Adolescents show collective intelligence which can be driven by a geometric mean rule of thumb.

Author information

1
School of Biological Sciences, University of Bristol, Bristol, United Kingdom.
2
Instituto Cajal, Consejo Superior de Investigaciones Científicas, Madrid, Spain.
3
Champalimaud Research, Champalimaud Center for the Unknown, Lisbon, Portugal.
4
Department of Psychology, University of Bath, Bath, United Kingdom.

Abstract

How effective groups are in making decisions is a long-standing question in studying human and animal behaviour. Despite the limited social and cognitive abilities of younger people, skills which are often required for collective intelligence, studies of group performance have been limited to adults. Using a simple task of estimating the number of sweets in jars, we show in two experiments that adolescents at least as young as 11 years old improve their estimation accuracy after a period of group discussion, demonstrating collective intelligence.
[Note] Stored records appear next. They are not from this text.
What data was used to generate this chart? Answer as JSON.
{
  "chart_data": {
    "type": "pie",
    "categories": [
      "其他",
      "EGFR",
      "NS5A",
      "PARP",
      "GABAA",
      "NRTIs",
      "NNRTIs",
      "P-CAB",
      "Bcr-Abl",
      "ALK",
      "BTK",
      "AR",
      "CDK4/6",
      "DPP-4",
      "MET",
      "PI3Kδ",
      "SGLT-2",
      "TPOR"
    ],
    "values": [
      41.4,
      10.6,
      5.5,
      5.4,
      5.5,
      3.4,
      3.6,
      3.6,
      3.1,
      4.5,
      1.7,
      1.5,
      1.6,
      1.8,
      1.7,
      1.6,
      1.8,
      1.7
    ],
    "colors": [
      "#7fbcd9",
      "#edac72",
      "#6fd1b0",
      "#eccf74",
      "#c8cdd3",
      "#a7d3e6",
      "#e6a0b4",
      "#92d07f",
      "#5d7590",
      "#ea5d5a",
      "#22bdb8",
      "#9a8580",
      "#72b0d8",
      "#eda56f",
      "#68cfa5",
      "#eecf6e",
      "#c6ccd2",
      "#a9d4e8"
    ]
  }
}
Although this effect was robust to the overall distribution of initial estimates, when the task generated positively skewed estimates, the geometric mean of initial estimates gave the best fit to the data compared to other tested aggregation rules. A geometric mean heuristic in consensus decision making is also likely to apply to adults, as it provides a robust and well-performing rule for aggregating different opinions. The geometric mean rule is likely to be based on an intuitive logarithmic-like number representation, and our study suggests that this mental number scaling may be beneficial in collective decisions.

Conflict of interest statement

The authors have declared that no competing interests exist.